From: utzoo!decvax!ucbvax!CAD:ucbesvax!turner
Newsgroups: net.movies
Title: Re: computers in the movies - (nf)
Article-I.D.: ucbcad.740
Posted: Tue Mar  1 02:33:28 1983
Received: Wed Mar  2 06:09:13 1983

#R:watmath:-463400:ucbesvax:6400003:000:1148
ucbesvax!turner    Mar  1 01:19:00 1983

	My favorite bit of hilarity along these lines is "The Forbin Project".
    This was filmed in part at the Lawrence Hall of Science in Berkeley
    when I was a teeny-hacker there.  (Teeny-hackers abound these days, but
    in 1972 we were rare as hen's teeth.)

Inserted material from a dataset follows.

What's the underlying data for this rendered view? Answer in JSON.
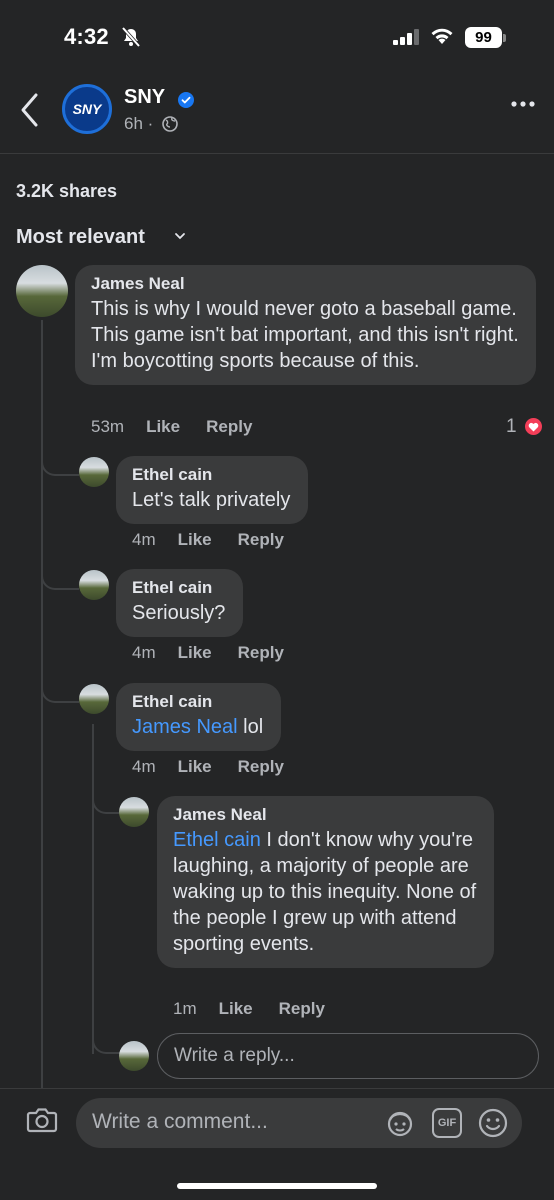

	They had a fair amount of computer-allusive effects throughout the
    film (after all, who is the main character but Forbin's Project?) but
    I'll never forget playing with an IBM 1620 all afternoon one day,
    marveling at that machine's decrepitude, and then going to see this
    movie: only to discover that the world's most powerful computer is
    made up of old 1620 consoles!

	These wonderful hulks are SO SLOW that you can watch programs
    execute through the console lights, of which there are many.  It had
    A BCD arithmetic unit, which needed ADDITION tables (in ROM).  Australia
    still uses them for tax-returns, I think.

	So if you want to know where the flashing lights come from in
    the popular movie-image of computers, ask IBM.  They didn't abandon
    it as part of console design until the mid-seventies.